# GMAT Math vs. School Math – Part II - Counting

In my last article, we examined the importance of considering mathematical strategies other than those we learned in school. So, rather than approach a question as though our former teachers will be checking (and grading!!) every detail of our work to ensure the use of “appropriate” mathematical techniques, we should approach questions with the sole purpose of determining the correct answer as quickly as possible, regardless of whether or not those teachers would approve.

In this article, we’ll examine an often-maligned strategy that can be applied to all counting questions.

Listing and Counting

Perhaps it’s its simplicity that makes listing and counting so unpalatable for many students. Granted, on the surface, it seems like a strategy a 5-year-old might use, but the fact of the matter is that, if you’ve been staring at a counting question for over a minute, and you still have no idea where to begin, you should either make an educated guess or start listing possible outcomes. In many cases, the simple process of listing outcomes will help us gain valuable insight into a fast way to solve the question. With this in mind, consider the following 400-level counting question:

If repeated letters are allowed, how many two-letter words can we create using the 26 letters in the English language?

A) 52

B) (26)(25)

C) 26^2

D) 2^26

E) 26!

Let’s start listing possible outcomes in a systematic way.

Words beginning with A: AA, AB, AC, AD,...., AX, AY, AZ (26 in total)

Words beginning with B: BA, BB, BC, BD,...., BX, BY, BZ (26 in total)

Words beginning with C: CA, CB, CC, CD,...., CX, CY, CZ (26 in total)

At this point we should see a pattern.

Once we’ve assigned in the first letter, there are 26 possible words. Since there are 26 possible first letters, and 26 possible words for each first letter, the total number of words = 26 x 26 = 26^2 = C

Okay, now try the listing and counting approach with this 600-level question:

If repeated letters are allowed, how many 5-letter words can we create using only E’s and Q’s?

A) 10

B) 25

C) 32

D) 50

E) 120

Have you tried it yet? Did you have difficulty finding a systematic way to list all of the possible 5-letter outcomes? If so, we might find it easier to start with 1-letter words, then 2-letter words, and so on.

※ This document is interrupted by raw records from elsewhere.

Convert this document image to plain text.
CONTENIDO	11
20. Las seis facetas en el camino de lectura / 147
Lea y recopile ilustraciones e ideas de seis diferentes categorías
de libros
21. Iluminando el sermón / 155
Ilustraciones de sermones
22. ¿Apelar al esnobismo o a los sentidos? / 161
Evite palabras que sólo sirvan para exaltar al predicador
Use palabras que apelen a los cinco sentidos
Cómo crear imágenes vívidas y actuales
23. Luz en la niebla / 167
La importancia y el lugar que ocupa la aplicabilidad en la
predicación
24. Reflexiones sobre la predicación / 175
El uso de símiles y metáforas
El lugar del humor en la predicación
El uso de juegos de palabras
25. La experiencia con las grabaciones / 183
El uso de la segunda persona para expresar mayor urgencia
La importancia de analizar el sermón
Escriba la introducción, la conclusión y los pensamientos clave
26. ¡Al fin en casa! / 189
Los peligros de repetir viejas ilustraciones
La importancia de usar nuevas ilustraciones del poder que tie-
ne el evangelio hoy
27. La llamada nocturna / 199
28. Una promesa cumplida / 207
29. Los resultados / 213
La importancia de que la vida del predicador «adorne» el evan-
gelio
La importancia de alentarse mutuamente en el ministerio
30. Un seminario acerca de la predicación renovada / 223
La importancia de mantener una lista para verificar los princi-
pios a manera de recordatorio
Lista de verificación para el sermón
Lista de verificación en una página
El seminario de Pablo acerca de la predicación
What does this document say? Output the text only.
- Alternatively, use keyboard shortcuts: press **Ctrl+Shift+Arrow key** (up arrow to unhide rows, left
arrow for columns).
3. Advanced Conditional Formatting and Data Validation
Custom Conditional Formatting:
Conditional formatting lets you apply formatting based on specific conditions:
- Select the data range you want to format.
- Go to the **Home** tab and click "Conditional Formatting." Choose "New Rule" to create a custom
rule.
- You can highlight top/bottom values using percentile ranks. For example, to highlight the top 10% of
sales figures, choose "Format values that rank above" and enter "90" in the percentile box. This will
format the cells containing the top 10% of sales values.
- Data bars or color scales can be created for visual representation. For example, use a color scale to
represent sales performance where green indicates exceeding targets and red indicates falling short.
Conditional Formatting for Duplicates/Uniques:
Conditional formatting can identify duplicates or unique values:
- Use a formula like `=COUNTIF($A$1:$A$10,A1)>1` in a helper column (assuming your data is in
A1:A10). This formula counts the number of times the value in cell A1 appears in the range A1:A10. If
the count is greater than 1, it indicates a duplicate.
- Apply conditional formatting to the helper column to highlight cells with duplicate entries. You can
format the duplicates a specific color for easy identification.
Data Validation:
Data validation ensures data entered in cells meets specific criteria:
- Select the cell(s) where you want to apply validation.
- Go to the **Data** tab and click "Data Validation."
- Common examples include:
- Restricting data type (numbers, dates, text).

1-letter words: E, Q (2 in total)

2-letter words: EE, EQ, QE, QQ (4 in total)

3-letter words: EEE, EEQ, EQE, EQQ, QEE, QEQ, QQE, QQQ (8 in total)

Aha! Each time we add a letter, the number of possible words doubles.

This means that there will be 16 4-letter words, and 32 5-letter words.

So, the correct answer is C.

This last one is a 750-level question (at least). See how you do.

How many positive integers less than 1000 are such that the sum of their digits is 6?

A) 18

B) 28

C) 30

D) 36

E) 48

In order to list the possible outcome in a systematic way, let’s treat all of the possible outcomes as 3-digit numbers where the hundreds digit and the tens digit can equal 0. So, for example, we’ll write 15 as 015, and we’ll write 6 as 006.

With this in mind, here’s one way to list the possible outcomes:

Integers beginning with 0: 006, 015, 024, 033, 042, 051, 060 (7 in total)

Integers beginning with 1: 105, 114, 123, 132, 141, 150 (6 in total)

Integers beginning with 2: 204, 213, 222, 231, 240 (5 in total)

See the pattern yet?

Integers beginning with 3: 303, 312, 321, 330 (4 in total)

So, the total number of outcomes = 7+6+5+4+3+2+1 = 28 = B

Aside: For a different (counting-based) approach to the above question, check out this post: http://www.beatthegmat.com/very-tricky-counting-problem-t25349.html

The question is slightly different, but the approach is the same.

Final Words

As you might imagine, listing and counting won’t be the best (i.e., fastest) strategy for every counting question. What’s important, however, is that you understand its potential value and consider it a worthy candidate when considering your options.